Résumé : Alors que moutons et veaux, toujours aussi forts, sont payés moitié prix, dans nos villes le prix de la viande a doublé. Hier nous faisions du maïs, aujourd’hui du lait, demain un peu de tout, jamais ce que nous voulons, toujours ce que nous devons, maintenant ça suffit !
Répétitions : 31 occasions de répéter « paisans de noste »
Représentations : Pour « paísans de noste » je relève cinq représentations  en public. Le 09 novembre 1991 pour une fête de l’Estancada au foyer PTT des Lilas. Le 29 février 1992  à la Bourse du Travail de Saint-Denis lors d’un meeting sur les Élections Régionales (liste Entau País). Le 28 mars 1992 pour le 4ème anniversaire du Shiulet rue de Nantes. Le 18 avril 1992 au Palais des Sports de Saint-Denis pour une journée internationale de basket. Le 27 mars 1993 pour le 5ème anniversaire du Shiulet, rue de Nantes.
Commentaire : Dans les années 70, avec Marti dans le Sud-Est et los de Nadau (leur nom à l’époque) en Gascogne – mais d’autres groupes sévissaient comme los Pagalhós ou los de Larvath en Béarn – fleurissait la chanson engagée avec comme thèmes  la langue occitane ou l’économie, sacrifiées en Occitanie. Los de Nadau se produisirent à Aramits par une douce soirée estivale. À l’issue de leur concert nous les retrouvâmes dehors et, avec les Saint-Péens présents et mon frère Alain, nous leur avons chanté « paísans de noste ». Johan Nadau sembla apprécier et nous encouragea à continuer, trouvant le texte un peu « fort ». Même si à ce moment là le groupe n’avait pas encore la notoriété qu’il allait acquérir, en Occitanie mais aussi dans d’autres contrées de France, nous étions fiers de recevoir leur compliment.

8. La cançon de Guilhem (la chanson de Guilhem).

Une des deux chansons du groupe Nadau. J’avais préalablement demandé l’autorisation de l’inclure dans notre CD à Johan Nadau. Pour une fois nous ne nous sommes pas contentés des deux traditionnelles voix – la haute et la basse – mais Graciela nous arrangea une troisième voix qui nous obligea à sortir du train train habituel.

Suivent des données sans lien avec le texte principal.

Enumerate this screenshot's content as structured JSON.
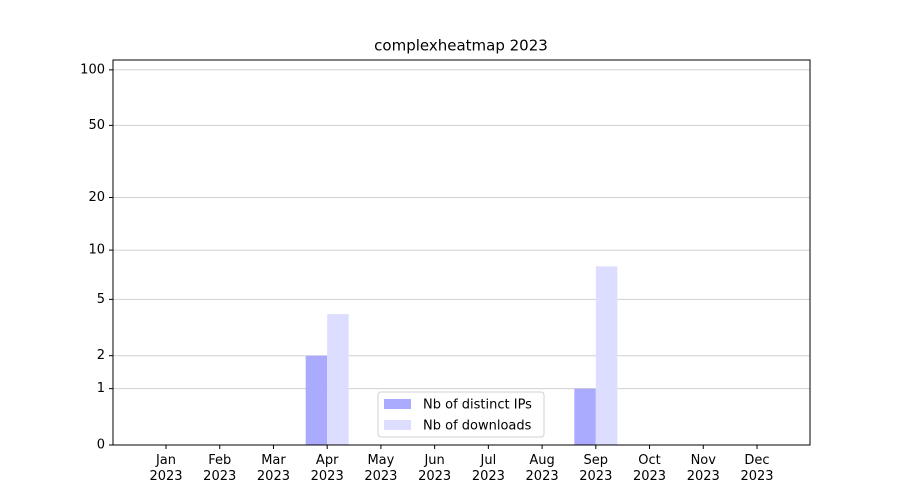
{
  "chart_data": {
    "type": "bar",
    "title": "complexheatmap 2023",
    "categories": [
      "Jan\n2023",
      "Feb\n2023",
      "Mar\n2023",
      "Apr\n2023",
      "May\n2023",
      "Jun\n2023",
      "Jul\n2023",
      "Aug\n2023",
      "Sep\n2023",
      "Oct\n2023",
      "Nov\n2023",
      "Dec\n2023"
    ],
    "series": [
      {
        "name": "Nb of distinct IPs",
        "color": "#aaaaff",
        "values": [
          0,
          0,
          0,
          2,
          0,
          0,
          0,
          0,
          1,
          0,
          0,
          0
        ]
      },
      {
        "name": "Nb of downloads",
        "color": "#ddddff",
        "values": [
          0,
          0,
          0,
          4,
          0,
          0,
          0,
          0,
          8,
          0,
          0,
          0
        ]
      }
    ],
    "yscale": "log1p",
    "ylim": [
      0,
      113
    ],
    "yticks": [
      0,
      1,
      2,
      5,
      10,
      20,
      50,
      100
    ],
    "grid": true,
    "legend": "lower center"
  }
}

Thème : Le « simplet » du village mérite le respect car c’est un poète dont les yeux crient la solitude.
Résumé :  Que’n vas com ua randoleta/Qui descobreish lo primtemps/Boca ubèrta en har l’aleta/Com tà t’engolir lo temps.

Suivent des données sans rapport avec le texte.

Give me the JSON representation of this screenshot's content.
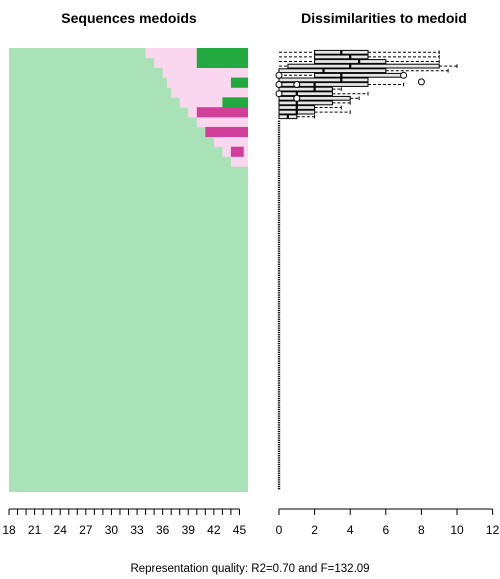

Tu t’en vas comme une hirondelle/Qui découvre le printemps/Tournoyant, la bouche ouverte/Comme pour engloutir le temps.
Répétitions : 44.
Représentattions : En onze occasions nous avons interprété « lo Guilhem ». Le 27 mars 1993 pour le 5ème anniversaire du Shiulet au Foyer PTT rue de Nantes. Le 29 mai 1993 lors d’un concert commun avec le groupe « los deus remparts » de Navarrenx, rue de Nantes. Le Le 29 janvier 1994 à propos d’une fête de l’Estancada précédée d’un débat sur le Tunnel du Somport de la Vallée d’Aspe, au Foyer PTT. Le 07 mai 1994, place Saint-Louis à Choisy-le-Roi à l’occasion d’une brocante. Le 05 juin 1994 au restaurant « le contre-poids » de Choisy-le-Roi,pour la journée musicale de l’Esquisse. Le 26 novembre 1994 pour l’A.G. de l’Estancada rue de Nantes. Le 25 mars 1995 à la Maison pour Tous de Noisy-le-Grand dans le cadre de la journée occitane de l’IEO. Le 27 mai 1995 pour les 10 ans de l’Estancada, rue de Nantes. Le 18 novembre 1995 pour une soirée cabaret de l’Estancada rue de Nantes. Le 14 septembre 1996 à Prunay-sur-Essonne pour un anniversaire dans la famille Gayral. Le 06 novembre 2002 à Neuilly-sur-Marne à l’occasion d’une fête du Club de Voile local.